Es wäre also einfach zu rechnen, was ist billiger: Bausparvertrag mit Wartezeit, hohen Gebühren und schlechten Sparzinsen und dann einem billigeren Darlehen oder sofort ein (höher verzinsliches) Darlehen der Bank? Unser Rechenblatt könnte helfen, die Frage zu beantworten. Ich tendiere dazu, der Bausparvertrag lohnt hier nicht. Ganz entsprechend liegen die Dinge, bei größeren Instandsetzungen, etwa: neues Dach, neue Fenster, Außenisolation, neue Heizung. Alles das bewegt sich im Bereich von 10.000 bis 20.000.
Anderer Fall. Gesamtkosten (Grundstück plus Bau) 300.000. Bausparfinanzierung: 150.000 Eigenkapital, 150.000 Bauspardarlehen. Alternative: 60.000 bis 90.000 Eigenkapital und 210.000 bis 240.000 von der Bank oder Versicherung. Wenn mehr Eigenkapital vorhanden ist, um so besser. Hier wäre ein normales Tilgungsdarlehen einem Bausparvertrag gegenüber zu stellen – unser Rechenblatt gibt Hilfestellung. Ich bin auch in diesem Fall nicht von der Bausparlösung überzeugt.

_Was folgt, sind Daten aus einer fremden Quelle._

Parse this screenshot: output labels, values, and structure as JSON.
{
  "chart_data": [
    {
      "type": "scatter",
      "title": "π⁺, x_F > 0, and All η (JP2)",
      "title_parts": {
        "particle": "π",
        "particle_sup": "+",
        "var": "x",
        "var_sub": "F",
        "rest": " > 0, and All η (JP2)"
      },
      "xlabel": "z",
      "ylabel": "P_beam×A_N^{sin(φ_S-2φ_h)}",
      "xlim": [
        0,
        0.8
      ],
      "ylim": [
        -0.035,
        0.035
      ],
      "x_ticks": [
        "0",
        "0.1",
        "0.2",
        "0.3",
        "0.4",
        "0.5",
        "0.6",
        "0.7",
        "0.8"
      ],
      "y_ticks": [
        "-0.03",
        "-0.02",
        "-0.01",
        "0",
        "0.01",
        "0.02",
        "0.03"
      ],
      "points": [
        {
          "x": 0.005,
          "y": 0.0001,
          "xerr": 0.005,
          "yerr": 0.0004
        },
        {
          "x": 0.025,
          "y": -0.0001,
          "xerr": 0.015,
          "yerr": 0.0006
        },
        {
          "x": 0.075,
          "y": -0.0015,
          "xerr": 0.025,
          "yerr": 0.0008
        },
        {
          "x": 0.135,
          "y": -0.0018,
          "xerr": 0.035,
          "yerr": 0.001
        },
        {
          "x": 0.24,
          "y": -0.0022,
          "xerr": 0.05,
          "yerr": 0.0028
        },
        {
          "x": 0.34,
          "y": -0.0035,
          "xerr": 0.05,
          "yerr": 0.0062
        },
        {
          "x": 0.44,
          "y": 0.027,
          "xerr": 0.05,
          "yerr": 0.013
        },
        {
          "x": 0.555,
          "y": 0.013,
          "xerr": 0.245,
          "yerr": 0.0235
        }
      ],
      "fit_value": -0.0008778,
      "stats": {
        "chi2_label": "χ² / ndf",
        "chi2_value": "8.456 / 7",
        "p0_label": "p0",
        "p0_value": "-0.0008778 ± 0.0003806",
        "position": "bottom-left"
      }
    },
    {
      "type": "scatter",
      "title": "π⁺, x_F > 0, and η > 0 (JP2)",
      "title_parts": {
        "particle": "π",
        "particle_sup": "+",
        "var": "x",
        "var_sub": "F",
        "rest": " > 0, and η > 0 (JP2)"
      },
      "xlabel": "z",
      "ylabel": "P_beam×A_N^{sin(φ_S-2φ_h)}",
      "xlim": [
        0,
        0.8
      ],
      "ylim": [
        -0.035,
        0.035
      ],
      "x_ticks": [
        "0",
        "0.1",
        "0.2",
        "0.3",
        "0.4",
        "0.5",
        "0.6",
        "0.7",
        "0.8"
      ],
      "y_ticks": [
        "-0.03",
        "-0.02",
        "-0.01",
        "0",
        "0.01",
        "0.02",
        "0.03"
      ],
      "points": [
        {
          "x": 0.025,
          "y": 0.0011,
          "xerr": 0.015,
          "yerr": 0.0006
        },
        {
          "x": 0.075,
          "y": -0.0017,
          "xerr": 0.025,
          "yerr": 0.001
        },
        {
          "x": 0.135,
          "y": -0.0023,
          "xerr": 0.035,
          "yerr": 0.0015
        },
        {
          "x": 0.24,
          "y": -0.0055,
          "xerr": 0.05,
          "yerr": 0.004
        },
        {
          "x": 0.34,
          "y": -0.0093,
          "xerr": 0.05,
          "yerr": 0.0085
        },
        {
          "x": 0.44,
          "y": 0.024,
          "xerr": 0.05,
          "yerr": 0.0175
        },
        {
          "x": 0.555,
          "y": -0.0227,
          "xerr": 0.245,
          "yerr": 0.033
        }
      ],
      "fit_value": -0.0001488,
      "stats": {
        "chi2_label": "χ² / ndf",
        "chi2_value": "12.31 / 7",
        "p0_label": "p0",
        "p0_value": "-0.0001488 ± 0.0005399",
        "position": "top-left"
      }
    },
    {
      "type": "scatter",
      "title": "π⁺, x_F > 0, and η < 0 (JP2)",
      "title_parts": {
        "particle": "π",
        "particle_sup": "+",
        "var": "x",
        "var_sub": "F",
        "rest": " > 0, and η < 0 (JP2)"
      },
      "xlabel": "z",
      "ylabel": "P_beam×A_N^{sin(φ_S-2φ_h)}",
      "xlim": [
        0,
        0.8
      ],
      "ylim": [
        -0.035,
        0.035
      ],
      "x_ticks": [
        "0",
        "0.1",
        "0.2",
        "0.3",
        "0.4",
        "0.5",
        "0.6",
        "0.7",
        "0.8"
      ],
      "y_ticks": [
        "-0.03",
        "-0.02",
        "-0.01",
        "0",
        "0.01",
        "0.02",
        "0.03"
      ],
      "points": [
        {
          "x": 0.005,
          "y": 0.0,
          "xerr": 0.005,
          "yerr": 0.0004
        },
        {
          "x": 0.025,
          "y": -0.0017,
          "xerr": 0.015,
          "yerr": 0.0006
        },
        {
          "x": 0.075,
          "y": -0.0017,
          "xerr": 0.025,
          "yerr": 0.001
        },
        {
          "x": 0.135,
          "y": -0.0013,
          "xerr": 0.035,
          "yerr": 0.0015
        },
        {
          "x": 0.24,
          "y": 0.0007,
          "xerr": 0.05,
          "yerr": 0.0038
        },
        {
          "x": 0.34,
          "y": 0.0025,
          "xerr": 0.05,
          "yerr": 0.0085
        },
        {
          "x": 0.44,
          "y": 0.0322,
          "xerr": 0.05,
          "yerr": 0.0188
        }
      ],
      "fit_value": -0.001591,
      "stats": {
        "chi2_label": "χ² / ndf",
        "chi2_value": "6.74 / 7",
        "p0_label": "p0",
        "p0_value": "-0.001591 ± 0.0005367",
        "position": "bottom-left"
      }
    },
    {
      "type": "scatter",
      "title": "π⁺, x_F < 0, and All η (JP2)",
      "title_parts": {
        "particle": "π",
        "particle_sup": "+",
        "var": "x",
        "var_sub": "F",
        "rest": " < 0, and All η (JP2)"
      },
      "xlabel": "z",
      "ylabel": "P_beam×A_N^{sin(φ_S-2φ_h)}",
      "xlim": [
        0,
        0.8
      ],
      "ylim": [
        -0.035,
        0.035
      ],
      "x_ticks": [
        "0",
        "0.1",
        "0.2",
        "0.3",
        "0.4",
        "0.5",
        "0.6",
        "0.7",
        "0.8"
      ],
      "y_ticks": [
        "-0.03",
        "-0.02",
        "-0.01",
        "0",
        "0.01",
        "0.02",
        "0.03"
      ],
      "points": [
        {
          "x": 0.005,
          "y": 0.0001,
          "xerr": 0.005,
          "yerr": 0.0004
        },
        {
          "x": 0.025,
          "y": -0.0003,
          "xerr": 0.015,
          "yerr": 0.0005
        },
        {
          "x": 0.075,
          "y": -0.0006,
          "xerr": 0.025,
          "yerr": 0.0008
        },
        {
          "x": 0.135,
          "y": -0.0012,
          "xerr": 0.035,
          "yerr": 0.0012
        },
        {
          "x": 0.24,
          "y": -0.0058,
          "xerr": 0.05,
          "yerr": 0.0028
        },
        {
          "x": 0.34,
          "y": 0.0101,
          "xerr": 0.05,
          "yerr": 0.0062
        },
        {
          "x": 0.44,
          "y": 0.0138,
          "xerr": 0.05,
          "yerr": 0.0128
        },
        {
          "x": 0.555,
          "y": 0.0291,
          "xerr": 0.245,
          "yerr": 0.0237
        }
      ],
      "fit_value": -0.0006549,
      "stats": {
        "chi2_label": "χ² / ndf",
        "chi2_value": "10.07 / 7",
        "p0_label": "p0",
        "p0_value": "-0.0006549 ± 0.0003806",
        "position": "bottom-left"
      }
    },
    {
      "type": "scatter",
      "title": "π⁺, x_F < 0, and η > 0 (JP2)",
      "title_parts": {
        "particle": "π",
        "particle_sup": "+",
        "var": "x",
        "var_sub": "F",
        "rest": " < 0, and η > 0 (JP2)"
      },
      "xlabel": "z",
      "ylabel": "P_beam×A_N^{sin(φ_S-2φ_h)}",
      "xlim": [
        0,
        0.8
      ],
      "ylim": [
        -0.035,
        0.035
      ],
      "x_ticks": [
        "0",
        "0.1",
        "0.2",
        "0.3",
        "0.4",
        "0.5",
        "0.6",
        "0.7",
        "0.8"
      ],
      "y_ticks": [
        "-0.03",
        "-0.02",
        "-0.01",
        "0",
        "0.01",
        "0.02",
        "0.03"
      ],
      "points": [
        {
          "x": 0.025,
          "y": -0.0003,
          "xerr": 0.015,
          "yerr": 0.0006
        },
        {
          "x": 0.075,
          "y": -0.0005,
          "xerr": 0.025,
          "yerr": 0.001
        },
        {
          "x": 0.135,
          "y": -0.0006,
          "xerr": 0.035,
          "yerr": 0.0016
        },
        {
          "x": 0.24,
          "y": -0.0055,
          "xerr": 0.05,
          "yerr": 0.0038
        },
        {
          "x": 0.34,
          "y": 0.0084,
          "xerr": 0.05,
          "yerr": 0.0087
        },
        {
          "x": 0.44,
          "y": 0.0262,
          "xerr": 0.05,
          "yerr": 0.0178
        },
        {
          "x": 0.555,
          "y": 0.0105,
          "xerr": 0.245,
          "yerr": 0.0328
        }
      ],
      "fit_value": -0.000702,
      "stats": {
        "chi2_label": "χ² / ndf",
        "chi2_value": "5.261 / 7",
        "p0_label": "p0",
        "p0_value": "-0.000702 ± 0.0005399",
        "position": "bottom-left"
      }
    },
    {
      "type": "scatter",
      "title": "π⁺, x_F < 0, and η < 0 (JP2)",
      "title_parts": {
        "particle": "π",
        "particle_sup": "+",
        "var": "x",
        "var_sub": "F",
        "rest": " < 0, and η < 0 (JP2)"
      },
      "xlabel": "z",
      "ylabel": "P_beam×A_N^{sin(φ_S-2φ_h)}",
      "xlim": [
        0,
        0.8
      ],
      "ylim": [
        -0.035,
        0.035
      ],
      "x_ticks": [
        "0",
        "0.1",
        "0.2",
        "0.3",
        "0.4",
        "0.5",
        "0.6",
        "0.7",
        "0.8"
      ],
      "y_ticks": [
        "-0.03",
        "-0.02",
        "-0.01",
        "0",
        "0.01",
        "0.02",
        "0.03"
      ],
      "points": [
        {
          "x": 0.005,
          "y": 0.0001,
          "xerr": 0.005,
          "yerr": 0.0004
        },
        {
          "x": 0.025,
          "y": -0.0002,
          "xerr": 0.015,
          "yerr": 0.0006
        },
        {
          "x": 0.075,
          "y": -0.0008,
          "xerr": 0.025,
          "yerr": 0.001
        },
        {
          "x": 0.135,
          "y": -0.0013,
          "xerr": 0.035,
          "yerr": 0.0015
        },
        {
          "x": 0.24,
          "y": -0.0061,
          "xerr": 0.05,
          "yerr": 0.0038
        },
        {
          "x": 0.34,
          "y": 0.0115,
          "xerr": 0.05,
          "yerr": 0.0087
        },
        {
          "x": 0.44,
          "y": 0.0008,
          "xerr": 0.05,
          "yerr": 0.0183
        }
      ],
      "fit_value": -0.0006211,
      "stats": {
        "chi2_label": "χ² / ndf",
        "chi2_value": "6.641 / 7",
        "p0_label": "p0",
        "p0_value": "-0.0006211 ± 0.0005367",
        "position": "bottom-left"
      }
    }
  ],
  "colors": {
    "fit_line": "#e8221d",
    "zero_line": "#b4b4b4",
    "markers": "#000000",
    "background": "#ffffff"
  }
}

Bleibt eine Mischfinanzierung. Bank-/Versicherungsdarlehen an erster Rangstelle in Höhe von vierzig Prozent der Gesamtkosten, also (0,40 * 300.000 =) 120.000. Bausparvertrag: 180.000, aufgeteilt auf 90.000 Eigenkapital und 90.000 Bauspardarlehen. Das mag diskutabel sein – wenn es mit der Wartezeit passt. Aber auch hier: erst rechnen!
Wir haben bereits früher gesehen, dass ein Bausparvertrag ohne Bauspardarlehen mit ziemlicher Sicherheit immer die falsche Entscheidung ist. Der Weg zum Darlehen geht aber über die Zuteilung. Also läuft alles darauf hinaus, wie schnell geht es zur Zuteilung?
Die Bausparkasse kann nur zuteilen, wenn sie Geld hat, und sie hat nur Geld, wenn sie Neuzugang hat. Das ist genau das gleiche, wie bei dem berüchtigten Schneeballsystem, nur beim Schneeballsystem verlieren die letzten Spieler ihre Einsätze zwingend immer und beim Bausparen warten sie ewig und bekommen kein Darlehen (ihren Einsatz = Spareinlagen behalten sie). Dieser einfache Zusammenhang: ohne – ständig steigenden – Neuzugang keine erträglichen Wartezeiten, ist das eigentliche Problem des Systems Bausparen, und das Risiko des Bausparers.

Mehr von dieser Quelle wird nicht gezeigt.